The Day of Russia’s Independence has been renamed the Day of Russia. Why? A question is often asked: “independence from what?” Being unable to answer the question, the authorities thought of something different: let’s discard “independence” and make this a holiday in honor of Russia.

The answer is very simple, however: fifteen years ago Russia tried to become independent of bolshevism and even voted in favor of this.

The Bolshevik dictatorship in Russia had captured and maintained power in Russia with the aid of mass terror. No Lenin, Stalin or any other Soviet leaders had won the elections. The Bolsheviks lost elections for the Constituent Assembly, which was supposed to pass the republican Constitution, to socialist-revolutionaries and seized the power by force.

Mass terror, the Civil War, Stain’s repressions – all of this has been a way to impose the Bolshevik power which the majority of citizens rejected, rather than a wrongly chosen path. The point of this power is: the people are trash, construction material, their lives and dignity and insignificant. Its major principle is: the end justifies the means. The bolshevism under Stalin transformed this all into a system of government and cruelly approved the corresponding kind of interpersonal relations.

In June 1990 Russia tried liberation from the political successors of the Bolsheviks and, more importantly, from the system of bolshevism and Stalinism, neglect for human life, from the ungifted and stagnating bureaucracy. It was an attempt of reviving its own historic tradition, revert to Russia of February-October 1917 – the country which turned down autocracy, made the independent (without the Western influence) choice in favor democracy, and wasn’t yet occupied by the Bolshevik dictatorship.

By the way, in connection to the modern often poeticized nature of autocracy and the touching adoption of its attributes it would do no harm recalling that in 1917 the autocratic power was in a profound crisis, was unable to effectively govern the country, reform or be renewed. At the same time, it was extremely unpopular in all public strata – from bottom to top. February 1917 – it was when democratic Russia appeared, really proclaimed its independence and sovereignty, which were afterwards stamped out by the Bolsheviks.

However, in 1990 we only managed a formal reversion to the historic tradition which cost us much suffering in the 19th and the early 20th centuries. In essence, minor changes have been achieved so far. By using the Declaration of sovereignty in the political struggle the winners retained the government system and the kind of relations between the state machinery and an individual nearly unchanged as they aroused in the 1930s. Having achieved their political goals, instead of facing the question why should Russian be independent of bolshevism for, they simplified the task – rejected the word “independence.” The absence of slim and consistent system of views of the country’s future was gradually replaced with abstract slogans “of eminence and prosperity,” amorphous and insipid ideology of centrism.

The Day of Russia is a plea to ask oneself a question: what values will be cultivated in our country with its contradictory past and as much contradictory present? Where will it belong in the world in some 10, 15, 25 years?

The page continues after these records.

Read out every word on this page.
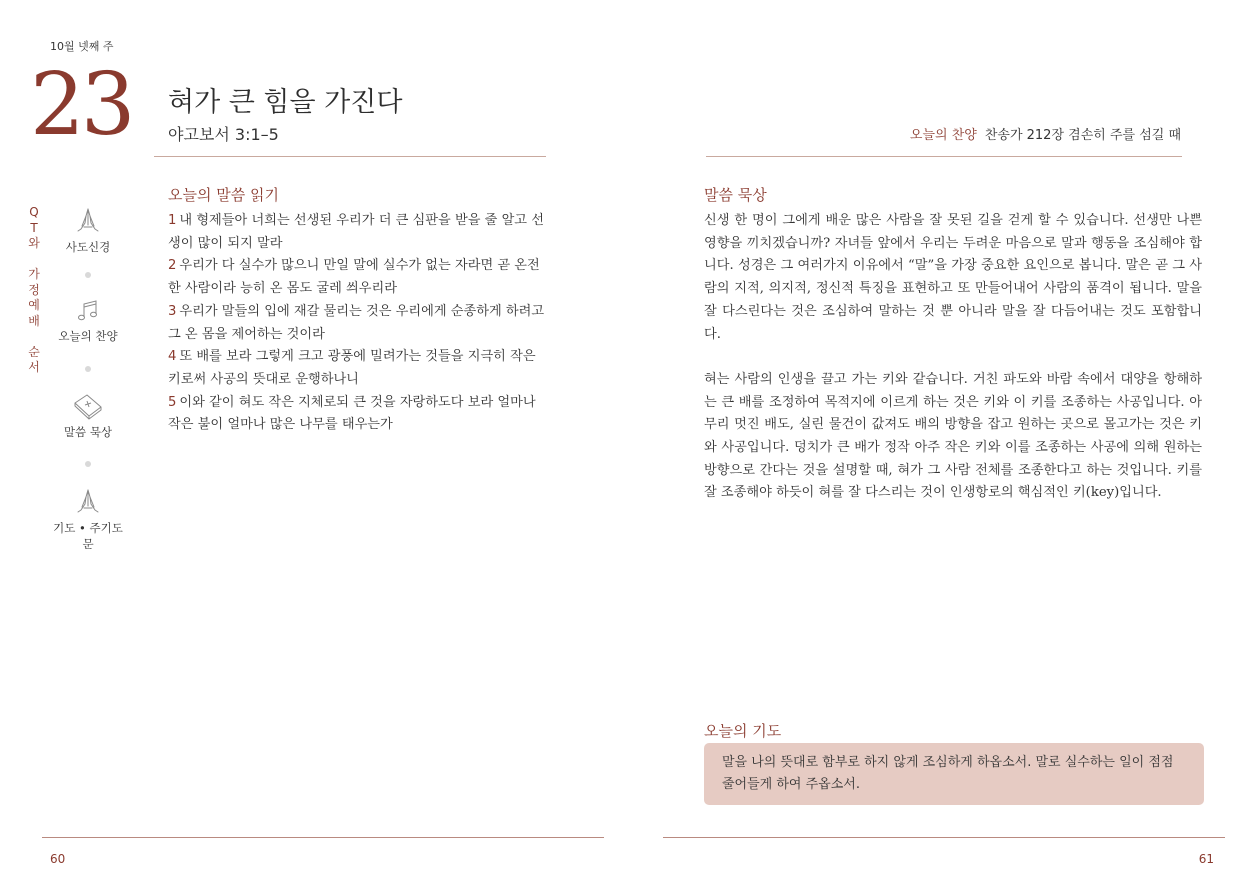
10월 넷째 주
23 혀가 큰 힘을 가진다
야고보서 3:1–5
Q
T
와

가
정
예
배

순
서
사도신경
오늘의 찬양
말씀 묵상
기도 • 주기도문
오늘의 말씀 읽기
1 내 형제들아 너희는 선생된 우리가 더 큰 심판을 받을 줄 알고 선생이 많이 되지 말라
2 우리가 다 실수가 많으니 만일 말에 실수가 없는 자라면 곧 온전한 사람이라 능히 온 몸도 굴레 씌우리라
3 우리가 말들의 입에 재갈 물리는 것은 우리에게 순종하게 하려고 그 온 몸을 제어하는 것이라
4 또 배를 보라 그렇게 크고 광풍에 밀려가는 것들을 지극히 작은 키로써 사공의 뜻대로 운행하나니
5 이와 같이 혀도 작은 지체로되 큰 것을 자랑하도다 보라 얼마나 작은 불이 얼마나 많은 나무를 태우는가
60
오늘의 찬양 찬송가 212장 겸손히 주를 섬길 때
말씀 묵상

신생 한 명이 그에게 배운 많은 사람을 잘 못된 길을 걷게 할 수 있습니다. 선생만 나쁜 영향을 끼치겠습니까? 자녀들 앞에서 우리는 두려운 마음으로 말과 행동을 조심해야 합니다. 성경은 그 여러가지 이유에서 “말”을 가장 중요한 요인으로 봅니다. 말은 곧 그 사람의 지적, 의지적, 정신적 특징을 표현하고 또 만들어내어 사람의 품격이 됩니다. 말을 잘 다스린다는 것은 조심하여 말하는 것 뿐 아니라 말을 잘 다듬어내는 것도 포함합니다.

혀는 사람의 인생을 끌고 가는 키와 같습니다. 거친 파도와 바람 속에서 대양을 항해하는 큰 배를 조정하여 목적지에 이르게 하는 것은 키와 이 키를 조종하는 사공입니다. 아무리 멋진 배도, 실린 물건이 값져도 배의 방향을 잡고 원하는 곳으로 몰고가는 것은 키와 사공입니다. 덩치가 큰 배가 정작 아주 작은 키와 이를 조종하는 사공에 의해 원하는 방향으로 간다는 것을 설명할 때, 혀가 그 사람 전체를 조종한다고 하는 것입니다. 키를 잘 조종해야 하듯이 혀를 잘 다스리는 것이 인생항로의 핵심적인 키(key)입니다.

오늘의 기도
말을 나의 뜻대로 함부로 하지 않게 조심하게 하옵소서. 말로 실수하는 일이 점점 줄어들게 하여 주옵소서.
61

Watching the difference between the top world powers from the rest of the countries, one cannot but admit availability of a set of basic values, which primarily embrace priority of human rights, including the ownership, individual freedom and the notion of public justice, as a consolidating and common trait. Modernization of a state without proclaiming and assigning real priority to these values will inevitably bring us into the clan of poor and outcast nations, i.e. the conjuncture contrary to what is implied in the notions of “sovereignty” and “independence.”